Toute petite, j’écoutais les disques de Clo-Clo. À cette époque, comment pouvait-on faire l’impasse sur celui qui avait eu le génie d’adapter les chansons du label Tamla Motown ? Plus tard, à la période disco, qui n’a pas dansé au moins une fois sur Alexandrie, Alexandra ? J’adorais tout de lui : sa manière de bouger, sa façon de parler, mais également son exigence extrême dans la maîtrise des moindres détails, ce qui m’apparaissait comme un véritable signe de professionnalisme. Je pense qu’il avait compris avant tout le monde le fonctionnement de ce monde impitoyable qu’est le show-business. Il inventait le rêve, en tout cas les miens, et ceux de milliers de fans. À peine rentrée du collège, je me précipitais sur mes 45-tours, il représentait pour la petite jeune fille de province que j’étais un accès à un autre monde. Je l’écoutais en boucle. Il me faisait m’envoler. C’était mon oxygène, ma bulle de légèreté dans cet univers un peu oppressant de la bourgeoisie provinciale.
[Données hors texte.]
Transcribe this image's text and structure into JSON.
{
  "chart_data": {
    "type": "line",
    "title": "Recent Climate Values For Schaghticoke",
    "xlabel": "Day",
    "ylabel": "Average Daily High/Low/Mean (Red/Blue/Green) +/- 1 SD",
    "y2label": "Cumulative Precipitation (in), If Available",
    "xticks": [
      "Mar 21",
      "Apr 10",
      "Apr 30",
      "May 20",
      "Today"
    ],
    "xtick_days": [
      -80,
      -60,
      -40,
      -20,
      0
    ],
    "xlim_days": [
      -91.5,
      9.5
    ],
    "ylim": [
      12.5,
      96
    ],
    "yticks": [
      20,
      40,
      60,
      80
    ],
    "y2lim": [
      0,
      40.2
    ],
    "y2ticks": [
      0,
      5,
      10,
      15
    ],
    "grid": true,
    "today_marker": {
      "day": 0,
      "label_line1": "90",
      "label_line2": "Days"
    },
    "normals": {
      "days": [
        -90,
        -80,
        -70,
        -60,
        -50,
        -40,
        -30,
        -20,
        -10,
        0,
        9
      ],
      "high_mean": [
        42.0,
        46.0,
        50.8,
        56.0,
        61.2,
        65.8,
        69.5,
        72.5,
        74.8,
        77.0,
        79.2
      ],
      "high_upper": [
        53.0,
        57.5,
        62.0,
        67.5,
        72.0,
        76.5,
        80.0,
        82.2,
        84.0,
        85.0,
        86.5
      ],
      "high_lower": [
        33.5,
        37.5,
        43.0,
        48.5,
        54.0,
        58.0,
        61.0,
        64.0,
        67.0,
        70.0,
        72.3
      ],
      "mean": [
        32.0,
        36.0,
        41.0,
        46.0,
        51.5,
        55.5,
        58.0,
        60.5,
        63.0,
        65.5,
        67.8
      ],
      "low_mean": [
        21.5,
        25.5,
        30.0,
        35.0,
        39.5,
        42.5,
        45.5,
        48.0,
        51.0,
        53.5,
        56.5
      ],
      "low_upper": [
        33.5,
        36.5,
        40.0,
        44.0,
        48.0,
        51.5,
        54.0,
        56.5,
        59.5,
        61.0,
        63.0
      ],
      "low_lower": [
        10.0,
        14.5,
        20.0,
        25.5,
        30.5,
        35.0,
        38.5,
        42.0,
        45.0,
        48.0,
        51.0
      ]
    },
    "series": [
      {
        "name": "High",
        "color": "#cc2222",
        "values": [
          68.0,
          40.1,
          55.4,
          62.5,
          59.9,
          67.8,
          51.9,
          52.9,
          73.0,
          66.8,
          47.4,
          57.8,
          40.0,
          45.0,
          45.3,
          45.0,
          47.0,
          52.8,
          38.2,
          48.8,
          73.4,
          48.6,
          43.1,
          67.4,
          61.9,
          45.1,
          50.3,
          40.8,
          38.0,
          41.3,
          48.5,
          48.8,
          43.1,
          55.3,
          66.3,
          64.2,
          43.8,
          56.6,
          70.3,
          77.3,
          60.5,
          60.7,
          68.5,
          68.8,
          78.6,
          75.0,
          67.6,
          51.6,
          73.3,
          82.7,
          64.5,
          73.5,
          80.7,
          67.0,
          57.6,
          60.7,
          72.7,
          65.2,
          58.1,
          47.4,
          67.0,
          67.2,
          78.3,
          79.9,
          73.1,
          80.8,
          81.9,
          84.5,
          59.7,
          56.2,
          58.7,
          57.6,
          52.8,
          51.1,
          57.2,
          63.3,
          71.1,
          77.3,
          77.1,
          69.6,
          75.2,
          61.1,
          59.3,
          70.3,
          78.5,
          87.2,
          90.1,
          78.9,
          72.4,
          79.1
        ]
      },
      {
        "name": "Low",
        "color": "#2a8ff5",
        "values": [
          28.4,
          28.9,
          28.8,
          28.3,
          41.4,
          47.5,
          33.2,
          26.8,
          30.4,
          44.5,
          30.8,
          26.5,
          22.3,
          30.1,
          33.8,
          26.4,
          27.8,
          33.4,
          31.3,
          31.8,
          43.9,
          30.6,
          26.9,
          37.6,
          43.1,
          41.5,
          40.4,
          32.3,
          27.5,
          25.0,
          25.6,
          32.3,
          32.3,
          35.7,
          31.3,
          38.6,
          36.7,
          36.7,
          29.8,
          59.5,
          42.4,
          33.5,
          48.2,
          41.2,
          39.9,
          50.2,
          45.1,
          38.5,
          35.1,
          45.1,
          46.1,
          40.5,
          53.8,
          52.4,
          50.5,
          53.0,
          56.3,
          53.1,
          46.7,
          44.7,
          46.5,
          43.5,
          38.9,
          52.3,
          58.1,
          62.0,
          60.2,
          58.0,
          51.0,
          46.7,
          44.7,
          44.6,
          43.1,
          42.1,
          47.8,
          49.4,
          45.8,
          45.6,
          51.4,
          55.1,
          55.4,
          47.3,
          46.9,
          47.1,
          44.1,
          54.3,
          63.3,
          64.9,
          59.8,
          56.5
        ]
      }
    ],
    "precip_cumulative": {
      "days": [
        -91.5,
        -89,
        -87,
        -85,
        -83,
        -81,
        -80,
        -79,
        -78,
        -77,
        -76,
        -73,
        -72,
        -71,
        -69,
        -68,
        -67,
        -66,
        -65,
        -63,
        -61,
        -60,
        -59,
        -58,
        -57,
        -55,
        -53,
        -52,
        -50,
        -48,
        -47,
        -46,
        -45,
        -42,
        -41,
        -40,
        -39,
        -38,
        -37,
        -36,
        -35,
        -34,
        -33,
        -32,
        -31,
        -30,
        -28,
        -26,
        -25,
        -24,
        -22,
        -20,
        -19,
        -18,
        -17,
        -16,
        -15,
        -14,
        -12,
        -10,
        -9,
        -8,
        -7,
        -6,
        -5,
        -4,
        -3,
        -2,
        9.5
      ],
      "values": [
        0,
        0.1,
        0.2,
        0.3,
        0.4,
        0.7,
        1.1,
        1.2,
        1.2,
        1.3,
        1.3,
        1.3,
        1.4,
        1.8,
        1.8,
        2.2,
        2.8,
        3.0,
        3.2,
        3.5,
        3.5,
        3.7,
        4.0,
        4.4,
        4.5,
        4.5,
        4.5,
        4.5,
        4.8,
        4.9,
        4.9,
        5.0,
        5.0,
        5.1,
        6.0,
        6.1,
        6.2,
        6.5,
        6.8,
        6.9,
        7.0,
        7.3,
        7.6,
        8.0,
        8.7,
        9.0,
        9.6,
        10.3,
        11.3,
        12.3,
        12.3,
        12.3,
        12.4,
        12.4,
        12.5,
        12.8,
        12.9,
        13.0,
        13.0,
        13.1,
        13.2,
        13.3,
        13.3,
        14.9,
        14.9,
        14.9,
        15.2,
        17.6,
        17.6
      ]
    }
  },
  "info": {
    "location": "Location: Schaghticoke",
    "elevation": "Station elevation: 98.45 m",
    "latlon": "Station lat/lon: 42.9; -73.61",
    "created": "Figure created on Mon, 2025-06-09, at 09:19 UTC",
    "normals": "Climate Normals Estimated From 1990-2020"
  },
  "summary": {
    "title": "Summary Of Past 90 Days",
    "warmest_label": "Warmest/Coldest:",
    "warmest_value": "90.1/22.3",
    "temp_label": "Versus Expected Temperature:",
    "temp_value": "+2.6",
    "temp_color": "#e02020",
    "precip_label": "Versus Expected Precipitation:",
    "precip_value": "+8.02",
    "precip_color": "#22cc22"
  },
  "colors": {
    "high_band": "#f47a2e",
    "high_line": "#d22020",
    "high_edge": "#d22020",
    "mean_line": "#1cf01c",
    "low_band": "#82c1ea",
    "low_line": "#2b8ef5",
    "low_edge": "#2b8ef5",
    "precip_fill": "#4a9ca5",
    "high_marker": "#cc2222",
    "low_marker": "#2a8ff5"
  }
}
Ma vie m’a emportée dans un tourbillon d’histoires paradoxales, sans que j’aie eu à demander quoi que ce soit. La vie m’a fait des signes en permanence. Je me suis toujours dit qu’il fallait que je sois à la hauteur des rôles ou des fonctions qu’il m’était donné d’exercer, et je les ai exercés le mieux possible, à quelques erreurs près, bien sûr, mais ces erreurs m’ont enrichie comme souvent les faux pas font grandir.
J’emploie fréquemment le mot « extase », parce que, à chaque fois, c’était ça dont il s’agissait : une extase. Voler, c’est une extase, c’est le rêve de l’homme, le tout premier, celui qui est enfoui en chacun de nous depuis le premier homme qui a levé la tête et observé les oiseaux. C’est pour cela que je dis de Nicolas qu’il est ma référence, qu’il m’a tout offert. Voler avec les aigles ou plonger aux Maldives parmi les requins, avec un homme qui avait mis au point un appareil particulier pour émettre des sons qui poussaient les requins à venir nous voir… Je peux assurer que cette fois-là je n’ai pas vécu une extase, j’étais plutôt morte de peur ! Autant les fonds sous-marins sont sublimes, autant j’avais si peur que j’en oubliais leur spectaculaire beauté.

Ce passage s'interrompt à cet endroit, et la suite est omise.